Effects of dimethyl sulfoxide on cultured rat hepatocytes in sandwich configuration

• Published in: Cryobiology Vol. 29; no. 4; pp. 443 - 453
• Main Authors: Borel Rinkes, Inne H.M., Toner, Mehmet, Ezzell, Robert M., Tompkins, Ronald G., Yarmush, Martin L.
• Format: Journal Article
• Language: English
• Published: San Diego, CA Elsevier Inc 01.08.1992; Elsevier
• Subjects: Actins - metabolism; Albumins - metabolism; Animals; Biological and medical sciences; Biological material (laboratory animals, preparation of biological tracers, etc.); Cells, Cultured; Collagen; Cryopreservation - methods; Culture Media; Cytoskeleton - drug effects; Cytoskeleton - ultrastructure; Diffusion; Dimethyl Sulfoxide - pharmacology; Fundamental and applied biological sciences. Psychology; General aspects; Liver - cytology; Liver - drug effects; Liver - physiology; Rats; Cell culture; Rat; Digestive system; Liver; Rodentia; Cryobiology; Vertebrata; Mammalia; Hepatocyte; Cryopreservation; Membrane transport; Morphology; Cytoskeleton; Cryoprotective agent; Exposure time; Dose
• ISSN: 0011-2240; 1090-2392
• DOI: 10.1016/0011-2240(92)90047-6

A recently developed sandwich culture system, in which hepatocytes are sandwiched between two layers of collagen, has been shown to be capable of maintaining long-term expression of hepatocellular function (J. C. Y. Dunn et al., Biotechnol.
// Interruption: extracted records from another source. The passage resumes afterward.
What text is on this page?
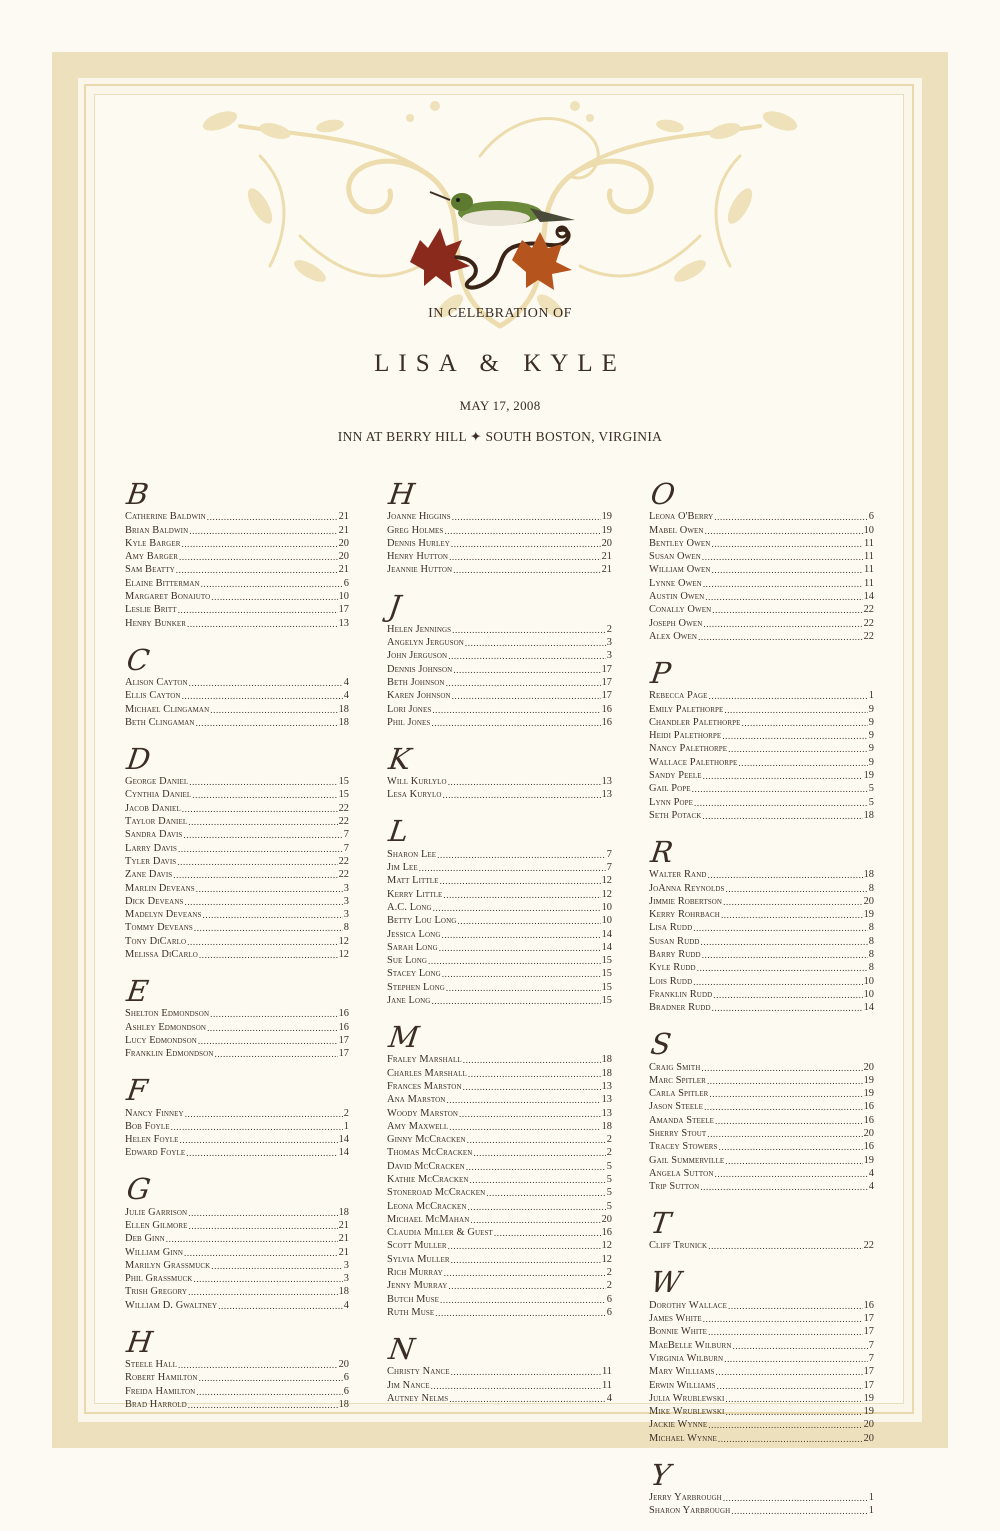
IN CELEBRATION OF
LISA & KYLE
MAY 17, 2008
INN AT BERRY HILL ✦ SOUTH BOSTON, VIRGINIA
B
Catherine Baldwin .....	21
Brian Baldwin .....	21
Kyle Barger .....	20
Amy Barger .....	20
Sam Beatty .....	21
Elaine Bitterman .....	6
Margaret Bonaiuto .....	10
Leslie Britt .....	17
Henry Bunker .....	13
C
Alison Cayton .....	4
Ellis Cayton .....	4
Michael Clingaman .....	18
Beth Clingaman .....	18
D
George Daniel .....	15
Cynthia Daniel .....	15
Jacob Daniel .....	22
Taylor Daniel .....	22
Sandra Davis .....	7
Larry Davis .....	7
Tyler Davis .....	22
Zane Davis .....	22
Marlin Deveans .....	3
Dick Deveans .....	3
Madelyn Deveans .....	3
Tommy Deveans .....	8
Tony DiCarlo .....	12
Melissa DiCarlo .....	12
E
Shelton Edmondson .....	16
Ashley Edmondson .....	16
Lucy Edmondson .....	17
Franklin Edmondson .....	17
F
Nancy Finney .....	2
Bob Foyle .....	1
Helen Foyle .....	14
Edward Foyle .....	14
G
Julie Garrison .....	18
Ellen Gilmore .....	21
Deb Ginn .....	21
William Ginn .....	21
Marilyn Grassmuck .....	3
Phil Grassmuck .....	3
Trish Gregory .....	18
William D. Gwaltney .....	4
H
Steele Hall .....	20
Robert Hamilton .....	6
Freida Hamilton .....	6
Brad Harrold .....	18
H
Joanne Higgins .....	19
Greg Holmes .....	19
Dennis Hurley .....	20
Henry Hutton .....	21
Jeannie Hutton .....	21
J
Helen Jennings .....	2
Angelyn Jerguson .....	3
John Jerguson .....	3
Dennis Johnson .....	17
Beth Johnson .....	17
Karen Johnson .....	17
Lori Jones .....	16
Phil Jones .....	16
K
Will Kurlylo .....	13
Lesa Kurylo .....	13
L
Sharon Lee .....	7
Jim Lee .....	7
Matt Little .....	12
Kerry Little .....	12
A.C. Long .....	10
Betty Lou Long .....	10
Jessica Long .....	14
Sarah Long .....	14
Sue Long .....	15
Stacey Long .....	15
Stephen Long .....	15
Jane Long .....	15
M
Fraley Marshall .....	18
Charles Marshall .....	18
Frances Marston .....	13
Ana Marston .....	13
Woody Marston .....	13
Amy Maxwell .....	18
Ginny McCracken .....	2
Thomas McCracken .....	2
David McCracken .....	5
Kathie McCracken .....	5
Stoneroad McCracken .....	5
Leona McCracken .....	5
Michael McMahan .....	20
Claudia Miller & Guest .....	16
Scott Muller .....	12
Sylvia Muller .....	12
Rich Murray .....	2
Jenny Murray .....	2
Butch Muse .....	6
Ruth Muse .....	6
N
Christy Nance .....	11
Jim Nance .....	11
Autney Nelms .....	4
O
Leona O'Berry .....	6
Mabel Owen .....	10
Bentley Owen .....	11
Susan Owen .....	11
William Owen .....	11
Lynne Owen .....	11
Austin Owen .....	14
Conally Owen .....	22
Joseph Owen .....	22
Alex Owen .....	22
P
Rebecca Page .....	1
Emily Palethorpe .....	9
Chandler Palethorpe .....	9
Heidi Palethorpe .....	9
Nancy Palethorpe .....	9
Wallace Palethorpe .....	9
Sandy Peele .....	19
Gail Pope .....	5
Lynn Pope .....	5
Seth Potack .....	18
R
Walter Rand .....	18
JoAnna Reynolds .....	8
Jimmie Robertson .....	20
Kerry Rohrbach .....	19
Lisa Rudd .....	8
Susan Rudd .....	8
Barry Rudd .....	8
Kyle Rudd .....	8
Lois Rudd .....	10
Franklin Rudd .....	10
Bradner Rudd .....	14
S
Craig Smith .....	20
Marc Spitler .....	19
Carla Spitler .....	19
Jason Steele .....	16
Amanda Steele .....	16
Sherry Stout .....	20
Tracey Stowers .....	16
Gail Summerville .....	19
Angela Sutton .....	4
Trip Sutton .....	4
T
Cliff Trunick .....	22
W
Dorothy Wallace .....	16
James White .....	17
Bonnie White .....	17
MaeBelle Wilburn .....	7
Virginia Wilburn .....	7
Mary Williams .....	17
Erwin Williams .....	17
Julia Wrublewski .....	19
Mike Wrublewski .....	19
Jackie Wynne .....	20
Michael Wynne .....	20
Y
Jerry Yarbrough .....	1
Sharon Yarbrough .....	1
Prog. 7, 237–245, 1991). The development of an adequate technique for the cryopreservation of hepatocytes in such a stable culture configuration would ensure a ready supply of hepatocytes for use in bioreactors or bioartificial liver support devices. This report describes the effects of exposing hepatocytes in sandwich culture to different concentrations of the cryoprotectant dimethyl sulfoxide (Me 2SO) at 22 °C on Day 7 of culture. Cell function, morphology, and cytoskeletal organization were followed for 14 days after exposure. Hepatocellular morphology and albumin secretion remained normal when cultures were exposed for up to 120 min to predicted final Me 2SO concentrations up to 1.33 M. Exposure for less than 60 min to equilibrium concentrations of up to 3.33 M Me 2SO did not adversely affect cell morphology or albumin secretion rate, but at the highest concentration (3.33 M), increase of the exposure time to 60 or 120 min resulted in dramatic, irreversible cell damage and loss of function. Actin filament organization was shown to be undisturbed when the cells were exposed to 1.33 M Me 2SO for 60 min, but was irreversibly disrupted by exposure to 3.33 M for 120 min. Based on these results, a simple and safe procedure is suggested for the addition of Me 2SO to hepatocytes in a sandwich culture configuration and its subsequent removal, which will be valuable for studies on hepatocyte cryopreservation.